Evaluation of equations (3) and (4) performed using MCMC preserves all correlations present in the statistical model. The resulting posterior distribution of P_PC can be summarized in terms of a mean, standard deviation, and 95% uncertainty interval to produce the desired purity estimate.

3. Examples of purity determination

This section shows application of equations (3) and (4) to the specific case of purity evaluation of folic acid. The OpenBUGS code used for the analysis is given in the appendix.

3.1. Experimental design

For the evaluation of each secondary reference material, four samples containing BA as internal standard and three containing KHP were dissolved in per-deuterated dimethyl sulfoxide, DMSO-d₆ (99.9% D atom purity; Cambridge Isotope Laboratories (CIL), Cambridge, MA). These secondary reference materials were evaluated for use in folic acid (FA) measurements because they have ¹H resonance signals that do not interfere with those of FA and are mutually soluble in aqueous solutions. For purity determination of FA, four samples containing the MSM and three samples containing the Me₂PDA secondary standard were prepared in a K₂HPO₄/KD₂PO₄ aqueous (99.99% D atom purity D₂O, CIL) buffer solution. Approximately 4 mg–15 mg masses of neat FA and internal standard materials were weighed using an ultra-microbalance (Mettler Toledo UMX5; Columbus, OH).

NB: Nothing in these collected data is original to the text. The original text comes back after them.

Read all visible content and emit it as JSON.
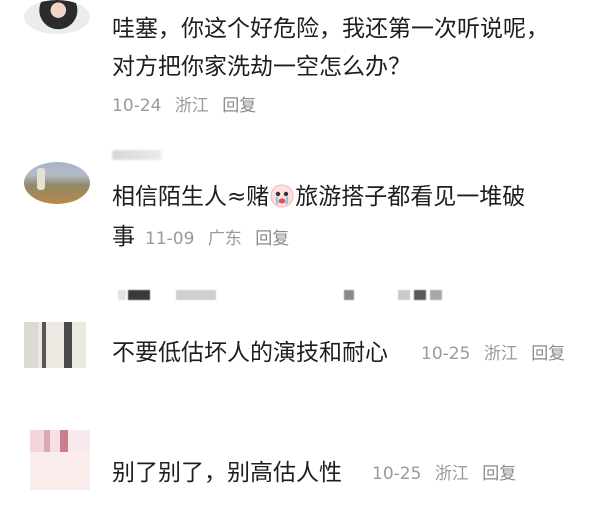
{
  "comments": [
    {
      "text_lines": [
        "哇塞，你这个好危险，我还第一次听说呢，",
        "对方把你家洗劫一空怎么办？"
      ],
      "date": "10-24",
      "location": "浙江",
      "reply": "回复"
    },
    {
      "username": "...",
      "text_before_emoji": "相信陌生人≈赌",
      "emoji": "crying-face-icon",
      "text_after_emoji": "旅游搭子都看见一堆破",
      "text_line2": "事",
      "date": "11-09",
      "location": "广东",
      "reply": "回复"
    },
    {
      "text": "不要低估坏人的演技和耐心",
      "date": "10-25",
      "location": "浙江",
      "reply": "回复"
    },
    {
      "text": "别了别了，别高估人性",
      "date": "10-25",
      "location": "浙江",
      "reply": "回复"
    }
  ]
}
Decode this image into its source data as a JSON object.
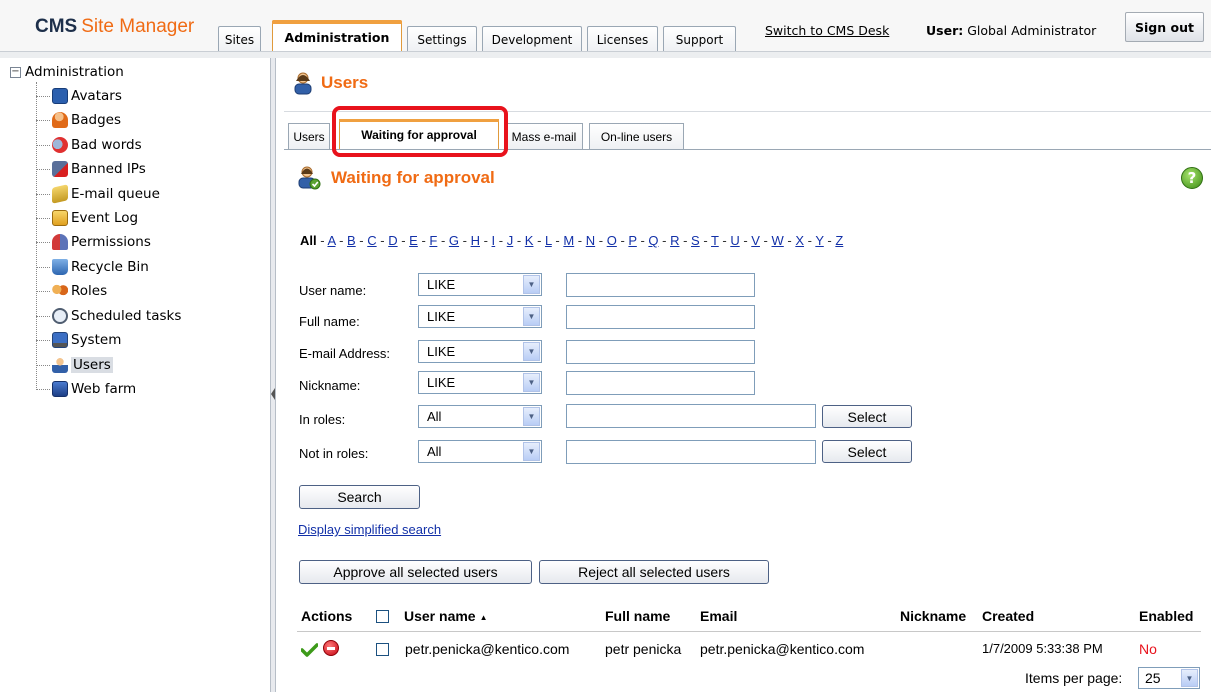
{
  "header": {
    "logo_cms": "CMS",
    "logo_site_manager": "Site Manager",
    "tabs": [
      {
        "label": "Sites"
      },
      {
        "label": "Administration",
        "active": true
      },
      {
        "label": "Settings"
      },
      {
        "label": "Development"
      },
      {
        "label": "Licenses"
      },
      {
        "label": "Support"
      }
    ],
    "switch_link": "Switch to CMS Desk",
    "user_label": "User:",
    "user_name": "Global Administrator",
    "sign_out": "Sign out"
  },
  "tree": {
    "root": "Administration",
    "items": [
      {
        "label": "Avatars",
        "icon": "avatars-icon"
      },
      {
        "label": "Badges",
        "icon": "badges-icon"
      },
      {
        "label": "Bad words",
        "icon": "bad-words-icon"
      },
      {
        "label": "Banned IPs",
        "icon": "banned-ips-icon"
      },
      {
        "label": "E-mail queue",
        "icon": "email-queue-icon"
      },
      {
        "label": "Event Log",
        "icon": "event-log-icon"
      },
      {
        "label": "Permissions",
        "icon": "permissions-icon"
      },
      {
        "label": "Recycle Bin",
        "icon": "recycle-bin-icon"
      },
      {
        "label": "Roles",
        "icon": "roles-icon"
      },
      {
        "label": "Scheduled tasks",
        "icon": "scheduled-tasks-icon"
      },
      {
        "label": "System",
        "icon": "system-icon"
      },
      {
        "label": "Users",
        "icon": "users-icon",
        "selected": true
      },
      {
        "label": "Web farm",
        "icon": "web-farm-icon"
      }
    ]
  },
  "main": {
    "title": "Users",
    "subtabs": [
      {
        "label": "Users"
      },
      {
        "label": "Waiting for approval",
        "active": true
      },
      {
        "label": "Mass e-mail"
      },
      {
        "label": "On-line users"
      }
    ],
    "section_title": "Waiting for approval",
    "help": "?",
    "alphabet": {
      "all": "All",
      "letters": [
        "A",
        "B",
        "C",
        "D",
        "E",
        "F",
        "G",
        "H",
        "I",
        "J",
        "K",
        "L",
        "M",
        "N",
        "O",
        "P",
        "Q",
        "R",
        "S",
        "T",
        "U",
        "V",
        "W",
        "X",
        "Y",
        "Z"
      ]
    },
    "filters": {
      "user_name": {
        "label": "User name:",
        "operator": "LIKE",
        "value": ""
      },
      "full_name": {
        "label": "Full name:",
        "operator": "LIKE",
        "value": ""
      },
      "email": {
        "label": "E-mail Address:",
        "operator": "LIKE",
        "value": ""
      },
      "nickname": {
        "label": "Nickname:",
        "operator": "LIKE",
        "value": ""
      },
      "in_roles": {
        "label": "In roles:",
        "operator": "All",
        "value": "",
        "button": "Select"
      },
      "not_in_roles": {
        "label": "Not in roles:",
        "operator": "All",
        "value": "",
        "button": "Select"
      }
    },
    "search_button": "Search",
    "simplified_link": "Display simplified search",
    "approve_button": "Approve all selected users",
    "reject_button": "Reject all selected users",
    "table": {
      "headers": {
        "actions": "Actions",
        "user_name": "User name",
        "full_name": "Full name",
        "email": "Email",
        "nickname": "Nickname",
        "created": "Created",
        "enabled": "Enabled"
      },
      "rows": [
        {
          "user_name": "petr.penicka@kentico.com",
          "full_name": "petr penicka",
          "email": "petr.penicka@kentico.com",
          "nickname": "",
          "created": "1/7/2009 5:33:38 PM",
          "enabled": "No"
        }
      ]
    },
    "items_per_page_label": "Items per page:",
    "items_per_page": "25"
  },
  "colors": {
    "accent_orange": "#f06b14",
    "link_blue": "#1230a8",
    "highlight_red": "#e8121c",
    "disabled_red": "#e8121c"
  }
}
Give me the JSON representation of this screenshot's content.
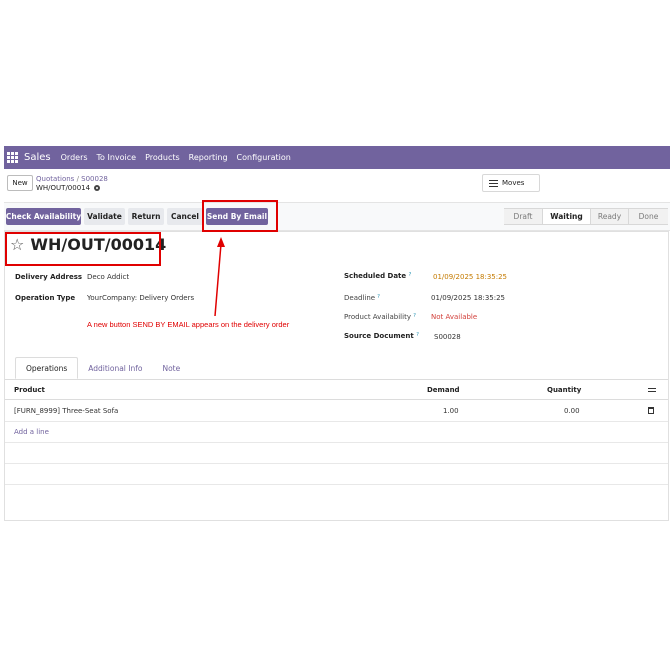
{
  "navbar": {
    "app_name": "Sales",
    "menu": [
      "Orders",
      "To Invoice",
      "Products",
      "Reporting",
      "Configuration"
    ]
  },
  "control": {
    "new_label": "New",
    "breadcrumb_parent": "Quotations",
    "breadcrumb_sep": "/",
    "breadcrumb_order": "S00028",
    "record_ref": "WH/OUT/00014",
    "moves_label": "Moves"
  },
  "actions": {
    "check_availability": "Check Availability",
    "validate": "Validate",
    "return": "Return",
    "cancel": "Cancel",
    "send_by_email": "Send By Email"
  },
  "status": {
    "stages": [
      "Draft",
      "Waiting",
      "Ready",
      "Done"
    ],
    "current": "Waiting"
  },
  "record": {
    "title": "WH/OUT/00014",
    "delivery_address_label": "Delivery Address",
    "delivery_address": "Deco Addict",
    "operation_type_label": "Operation Type",
    "operation_type": "YourCompany: Delivery Orders",
    "scheduled_date_label": "Scheduled Date",
    "scheduled_date": "01/09/2025 18:35:25",
    "deadline_label": "Deadline",
    "deadline": "01/09/2025 18:35:25",
    "availability_label": "Product Availability",
    "availability": "Not Available",
    "source_label": "Source Document",
    "source": "S00028",
    "tooltip_mark": "?"
  },
  "annotation": "A new button SEND BY EMAIL appears on the delivery order",
  "tabs": [
    "Operations",
    "Additional Info",
    "Note"
  ],
  "table": {
    "headers": {
      "product": "Product",
      "demand": "Demand",
      "quantity": "Quantity"
    },
    "rows": [
      {
        "product": "[FURN_8999] Three-Seat Sofa",
        "demand": "1.00",
        "quantity": "0.00"
      }
    ],
    "add_line": "Add a line"
  },
  "colors": {
    "brand": "#71639e",
    "highlight": "#e00000",
    "warning": "#c47a00",
    "danger": "#d23f3a"
  }
}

Experimental NMR data was acquired by a Bruker Avance 600 MHz spectrometer equipped with a 5 mm broadband inverse (BBI) detection probe and operating with Topspin (Version 3.2) software. Experiments were performed with 128 scan repetitions (60 s delay time), a spectral width of 20.0276 ppm, and transmitter frequency offset (O1) of 6.175 ppm. A 90° excitation pulse width was calibrated for each sample. Data acquisition time was 5.45 s for each scan and 131 072 data points were collected for each FID. The probe temperature was 298 K. No ¹³C decoupling was executed during data acquisition. Processing of the Fourier transformed ¹H spectra, including baseline corrections, phase adjustment, and signal integration, was performed manually.

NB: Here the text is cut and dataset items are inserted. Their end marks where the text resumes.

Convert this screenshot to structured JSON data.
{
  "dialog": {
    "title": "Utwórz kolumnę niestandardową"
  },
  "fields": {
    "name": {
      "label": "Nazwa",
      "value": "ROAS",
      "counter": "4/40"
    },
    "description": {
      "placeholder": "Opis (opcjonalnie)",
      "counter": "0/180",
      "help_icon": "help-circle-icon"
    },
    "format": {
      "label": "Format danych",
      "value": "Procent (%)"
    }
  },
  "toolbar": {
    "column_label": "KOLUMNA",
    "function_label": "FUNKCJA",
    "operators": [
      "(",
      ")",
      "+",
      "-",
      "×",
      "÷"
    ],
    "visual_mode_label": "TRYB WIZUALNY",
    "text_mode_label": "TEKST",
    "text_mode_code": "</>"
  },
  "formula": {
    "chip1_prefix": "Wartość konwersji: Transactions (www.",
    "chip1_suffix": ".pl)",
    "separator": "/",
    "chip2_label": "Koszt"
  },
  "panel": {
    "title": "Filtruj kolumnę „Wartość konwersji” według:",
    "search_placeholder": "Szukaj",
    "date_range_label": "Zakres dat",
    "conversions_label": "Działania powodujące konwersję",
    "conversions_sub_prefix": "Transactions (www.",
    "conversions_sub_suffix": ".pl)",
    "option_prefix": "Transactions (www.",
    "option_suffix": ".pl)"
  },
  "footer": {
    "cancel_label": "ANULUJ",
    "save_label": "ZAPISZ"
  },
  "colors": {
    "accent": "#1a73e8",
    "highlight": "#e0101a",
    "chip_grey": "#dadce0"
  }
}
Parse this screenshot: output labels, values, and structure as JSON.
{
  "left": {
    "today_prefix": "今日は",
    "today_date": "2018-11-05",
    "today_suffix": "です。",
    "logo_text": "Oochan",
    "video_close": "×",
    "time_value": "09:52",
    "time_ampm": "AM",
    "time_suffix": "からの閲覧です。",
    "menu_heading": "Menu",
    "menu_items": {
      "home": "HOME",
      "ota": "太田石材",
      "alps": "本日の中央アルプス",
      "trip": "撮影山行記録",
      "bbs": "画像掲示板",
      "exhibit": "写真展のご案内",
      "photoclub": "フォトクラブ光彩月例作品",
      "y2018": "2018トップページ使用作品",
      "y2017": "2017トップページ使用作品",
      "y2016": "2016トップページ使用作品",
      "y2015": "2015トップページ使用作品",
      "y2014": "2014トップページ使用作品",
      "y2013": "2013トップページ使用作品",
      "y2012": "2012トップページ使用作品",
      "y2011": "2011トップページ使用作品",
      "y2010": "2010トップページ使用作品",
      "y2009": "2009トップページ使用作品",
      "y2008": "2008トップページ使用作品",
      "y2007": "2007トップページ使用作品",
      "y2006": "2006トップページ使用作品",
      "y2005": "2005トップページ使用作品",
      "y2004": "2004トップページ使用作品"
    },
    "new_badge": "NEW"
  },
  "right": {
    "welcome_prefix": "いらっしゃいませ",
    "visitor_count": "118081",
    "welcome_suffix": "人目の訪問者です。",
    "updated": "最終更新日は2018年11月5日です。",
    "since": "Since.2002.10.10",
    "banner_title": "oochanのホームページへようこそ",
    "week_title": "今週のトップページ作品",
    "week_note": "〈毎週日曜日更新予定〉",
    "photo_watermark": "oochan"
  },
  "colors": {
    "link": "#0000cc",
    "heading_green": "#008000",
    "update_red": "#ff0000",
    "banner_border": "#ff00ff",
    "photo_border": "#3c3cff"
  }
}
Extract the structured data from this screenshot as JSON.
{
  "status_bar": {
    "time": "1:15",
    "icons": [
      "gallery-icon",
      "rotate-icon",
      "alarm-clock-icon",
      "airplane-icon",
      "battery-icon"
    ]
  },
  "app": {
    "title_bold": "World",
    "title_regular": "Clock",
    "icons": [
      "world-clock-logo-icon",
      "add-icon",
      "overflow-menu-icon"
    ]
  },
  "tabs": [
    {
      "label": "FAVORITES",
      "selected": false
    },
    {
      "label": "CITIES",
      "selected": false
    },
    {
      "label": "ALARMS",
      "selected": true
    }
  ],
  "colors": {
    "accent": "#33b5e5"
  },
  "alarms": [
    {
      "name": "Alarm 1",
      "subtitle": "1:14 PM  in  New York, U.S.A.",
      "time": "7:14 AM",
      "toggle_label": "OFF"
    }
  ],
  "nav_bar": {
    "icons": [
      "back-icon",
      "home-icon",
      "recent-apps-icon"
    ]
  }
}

3.2. Purity of the secondary internal standards MSM and Me₂PDA

During this investigation and for the reasons described herein, purity of FA was evaluated using two different internal standards, MSM and Me₂PDA. The inputs for the purity evaluation of MSM are given in table 1. Masses and areas are based on three measurements, and therefore the uncertainties of the measurements are associated with 2 degrees of freedom. Three or four different samples containing neat chemical and internal standard materials were prepared for each of the purity assessments.

Table 1.

Inputs for Secondary Internal Standard MSM.

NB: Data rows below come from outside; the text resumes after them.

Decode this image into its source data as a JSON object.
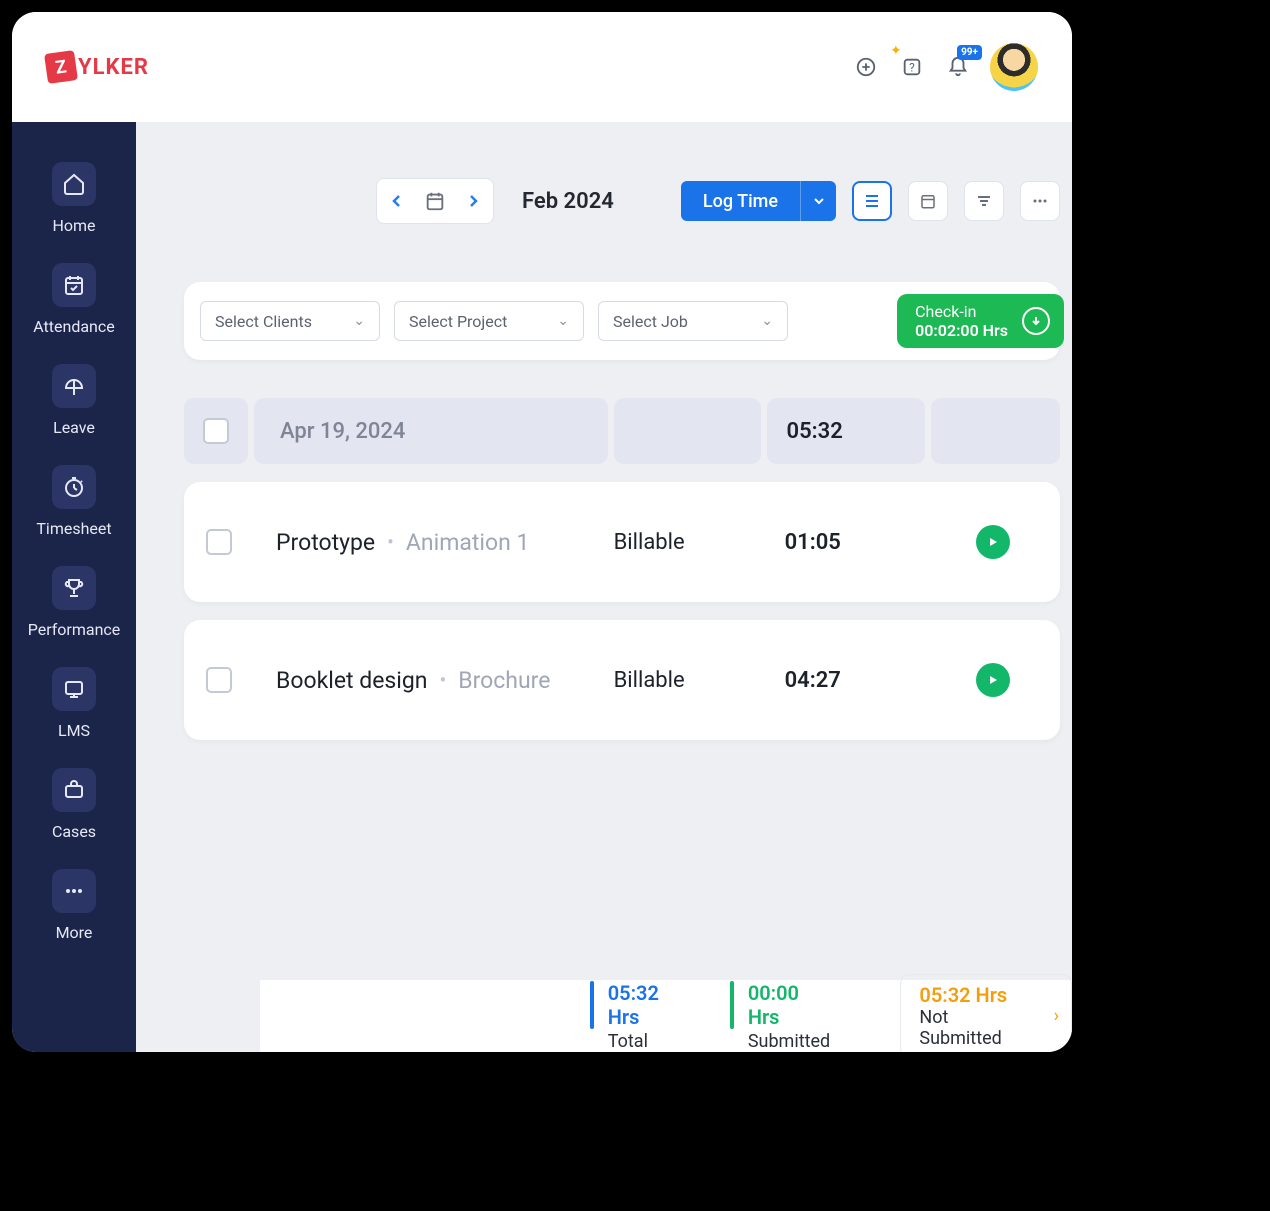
{
  "brand": {
    "badge": "Z",
    "name": "YLKER"
  },
  "topbar": {
    "notification_badge": "99+"
  },
  "sidebar": {
    "items": [
      {
        "label": "Home"
      },
      {
        "label": "Attendance"
      },
      {
        "label": "Leave"
      },
      {
        "label": "Timesheet"
      },
      {
        "label": "Performance"
      },
      {
        "label": "LMS"
      },
      {
        "label": "Cases"
      },
      {
        "label": "More"
      }
    ]
  },
  "toolbar": {
    "month_label": "Feb 2024",
    "log_time_label": "Log Time"
  },
  "filters": {
    "clients": "Select Clients",
    "project": "Select Project",
    "job": "Select Job"
  },
  "checkin": {
    "title": "Check-in",
    "time": "00:02:00 Hrs"
  },
  "list": {
    "date": "Apr 19, 2024",
    "date_total": "05:32",
    "rows": [
      {
        "project": "Prototype",
        "task": "Animation 1",
        "billable": "Billable",
        "time": "01:05"
      },
      {
        "project": "Booklet design",
        "task": "Brochure",
        "billable": "Billable",
        "time": "04:27"
      }
    ]
  },
  "footer": {
    "total": {
      "value": "05:32 Hrs",
      "label": "Total",
      "color": "#1a73e8"
    },
    "submitted": {
      "value": "00:00 Hrs",
      "label": "Submitted",
      "color": "#12b76a"
    },
    "not_submitted": {
      "value": "05:32 Hrs",
      "label": "Not Submitted"
    }
  }
}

Internal standard	SRM 350b benzoic acid (BA)				SRM 84 k potassium hydrogen phthalate (KHP)
Parameters	Sample 1	Sample 2	Sample 3	Sample 4	Sample 1	Sample 2	Sample 3
MPC (g mol−1)	94.13	94.13	94.13	94.13	94.13	94.13	94.13
MIS (g mol−1)	122.121	122.121	122.121	122.121	204.22	204.22	204.22
NIS	1	1	1	1	1	1	1
NPC	1	1	1	1	1	1	1
APC	1411 977 105	975 476 967	1460 479 190	1044 400 884	2049 421 640	1735 241 388	1751 551 403
uAPC	413 545.106	144 615.57	246 609.241	104 452.893	243 774.687	580 978.61	364 045.672
AIS	750028 937	623003 497	518822 717	671799 916	456562022	814572865	747400179
uAIS	73363.6013	349365.9	116331.207	165393.397	40977.0251	360632556	18405.9296
mPC (mg)	13.4375	9.2011	14.3194	9.9598	10.3778	8.2405	6.3565
$u_{m_{\text{PC}}}$(mg)	0.0005	0.0005	0.0005	0.0005	0.0005	0.0005	0.0005
mIS (mg)	9.2704	7.6297	6.6060	8.3209	5.0207	8.4030	5.8872
$u_{m_{\text{IS}}}$ (mg)	0.0005	0.0005	0.0005	0.0005	0.0005	0.0005	0.0005
${\mathrm{\mu }}_{P_{\text{IS}}}$ (g g−1)	0.999 978	0.999 978	0.999 978	0.999 978	0.999 911	0.999 911	0.999 911
$u_{P_{\text{IS}}}$(g g−1)	0.000 044	0.000 044	0.000 044	0.000 044	0.000 054	0.000 054	0.000 054

We specified the prior for P_PC. as $P_{\text{PC}}~N\left({\mathrm{\mu }}_{\text{PC}},u_{{\mathrm{\mu }}_{\text{PC}}}^2\right)$, assigning μ_PC the non-informative prior ${\mathrm{\mu }}_{\text{PC}}~N\left(0,d\right)$ with d set to a large value. We assign $u_{{\mathrm{\mu }}_{\text{PC}}}$ a non-informative gamma distribution prior, $u_{{\mathrm{\mu }}_{\text{PC}}}$~ Gamma (e, f) with e and f set as large numbers, that captures the non-negativity of standard deviations. The calculated purities of the secondary internal standards, P_IS in corresponding calculations of folic acid purity, were not constrained to a maximum of 1. Given that qNMR is a relative measurement, the effective purity of the internal standard is a normalized ratio of select resonant ¹H content with respect to m_IS, rather than an absolute chemical mass fraction. Therefore, the P_IS may exceed the natural limit of MSM or Me₂PDA purity. This may be the case if an assumed M_IS is not consistent with the actual isotopic composition, or if there is a systematic bias of A_IS associated with an indiscernible chemical impurity. Several qNMR evaluations of the high purity MSM secondary standard over multiple years and by multiple analysts indicate that P_IS is greater than 1 if a molecular weight of 94.13 g mol⁻¹ is assumed.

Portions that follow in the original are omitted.